While Hannah sometimes struggled with her emotions and the awkwardness of adolescence, she had her friends to see her through the tough times. However, she noticed that one of her classmates didn’t have the same support system. He was a quiet loner, just another sullen teenager to most people.

Of course, being separated from the herd made him vulnerable. He was frequently tormented by cruel classmates who couldn’t recognize their own insecurities. But that’s high school, right? So he suffered silently. What else was there to do?

Hannah watched him go through the motions of each school day and felt a pang. She told herself that she should become a friend to the boy. One day she would sit beside him, touch his hand, and tell him, “I get it.” She would let him know he was not alone. After all, they were not that different.

Classes. Yearbook. Parties. Football games. First dates. Drama Club. Homecoming. SATs. Honor Society. Prom. There was always something to do, somewhere to be. There was chemistry homework to be finished or a friend with a major crush crisis to be consoled. Hannah hadn’t forgotten her promise though.
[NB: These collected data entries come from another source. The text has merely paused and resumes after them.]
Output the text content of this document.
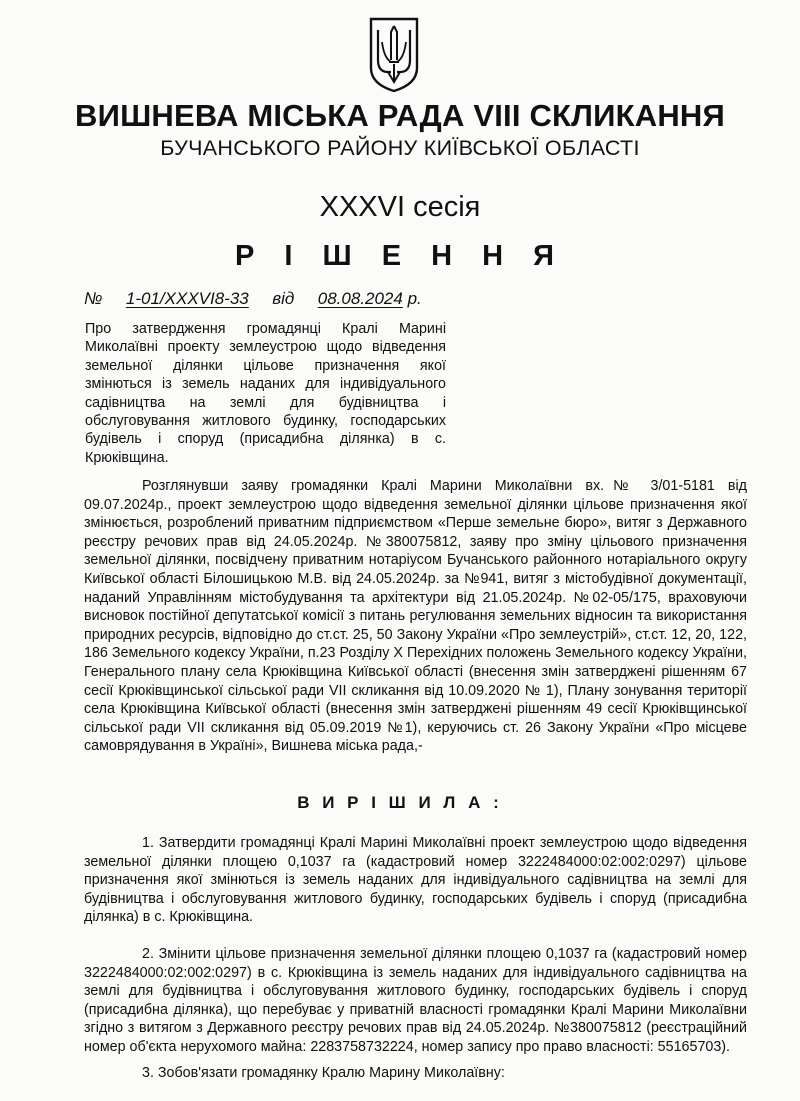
ВИШНЕВА МІСЬКА РАДА VIII СКЛИКАННЯ
БУЧАНСЬКОГО РАЙОНУ КИЇВСЬКОЇ ОБЛАСТІ
XXXVI сесія
Р І Ш Е Н Н Я
№ 1-01/XXXVI8-33 від 08.08.2024 р.
Про затвердження громадянці Кралі Марині Миколаївні проекту землеустрою щодо відведення земельної ділянки цільове призначення якої змінються із земель наданих для індивідуального садівництва на землі для будівництва і обслуговування житлового будинку, господарських будівель і споруд (присадибна ділянка) в с. Крюківщина.
Розглянувши заяву громадянки Кралі Марини Миколаївни вх.№ 3/01-5181 від 09.07.2024р., проект землеустрою щодо відведення земельної ділянки цільове призначення якої змінюється, розроблений приватним підприємством «Перше земельне бюро», витяг з Державного реєстру речових прав від 24.05.2024р. №380075812, заяву про зміну цільового призначення земельної ділянки, посвідчену приватним нотаріусом Бучанського районного нотаріального округу Київської області Білошицькою М.В. від 24.05.2024р. за №941, витяг з містобудівної документації, наданий Управлінням містобудування та архітектури від 21.05.2024р. №02-05/175, враховуючи висновок постійної депутатської комісії з питань регулювання земельних відносин та використання природних ресурсів, відповідно до ст.ст. 25, 50 Закону України «Про землеустрій», ст.ст. 12, 20, 122, 186 Земельного кодексу України, п.23 Розділу X Перехідних положень Земельного кодексу України, Генерального плану села Крюківщина Київської області (внесення змін затверджені рішенням 67 сесії Крюківщинської сільської ради VII скликання від 10.09.2020 № 1), Плану зонування території села Крюківщина Київської області (внесення змін затверджені рішенням 49 сесії Крюківщинської сільської ради VII скликання від 05.09.2019 №1), керуючись ст. 26 Закону України «Про місцеве самоврядування в Україні», Вишнева міська рада,-
В И Р І Ш И Л А :
1. Затвердити громадянці Кралі Марині Миколаївні проект землеустрою щодо відведення земельної ділянки площею 0,1037 га (кадастровий номер 3222484000:02:002:0297) цільове призначення якої змінються із земель наданих для індивідуального садівництва на землі для будівництва і обслуговування житлового будинку, господарських будівель і споруд (присадибна ділянка) в с. Крюківщина.
2. Змінити цільове призначення земельної ділянки площею 0,1037 га (кадастровий номер 3222484000:02:002:0297) в с. Крюківщина із земель наданих для індивідуального садівництва на землі для будівництва і обслуговування житлового будинку, господарських будівель і споруд (присадибна ділянка), що перебуває у приватній власності громадянки Кралі Марини Миколаївни згідно з витягом з Державного реєстру речових прав від 24.05.2024р. №380075812 (реєстраційний номер об'єкта нерухомого майна: 2283758732224, номер запису про право власності: 55165703).
3. Зобов'язати громадянку Кралю Марину Миколаївну:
She would make the time for him. One day she would connect with that quiet classmate. One day.

And then one day he wasn’t in school. Maybe others didn’t notice, but she did. One day he just wasn’t there and nobody gave it a second thought. Not til the grief counselors arrived.

Although Hannah knew his suicide wasn’t her fault, she felt partially responsible. She had sensed his pain and wanted to help, planned to help, but he never knew. For all her good intentions, she never actually did anything. After that she always questioned herself. If she had given him her time, if she had been his friend on that one day that never came, would it have made a difference?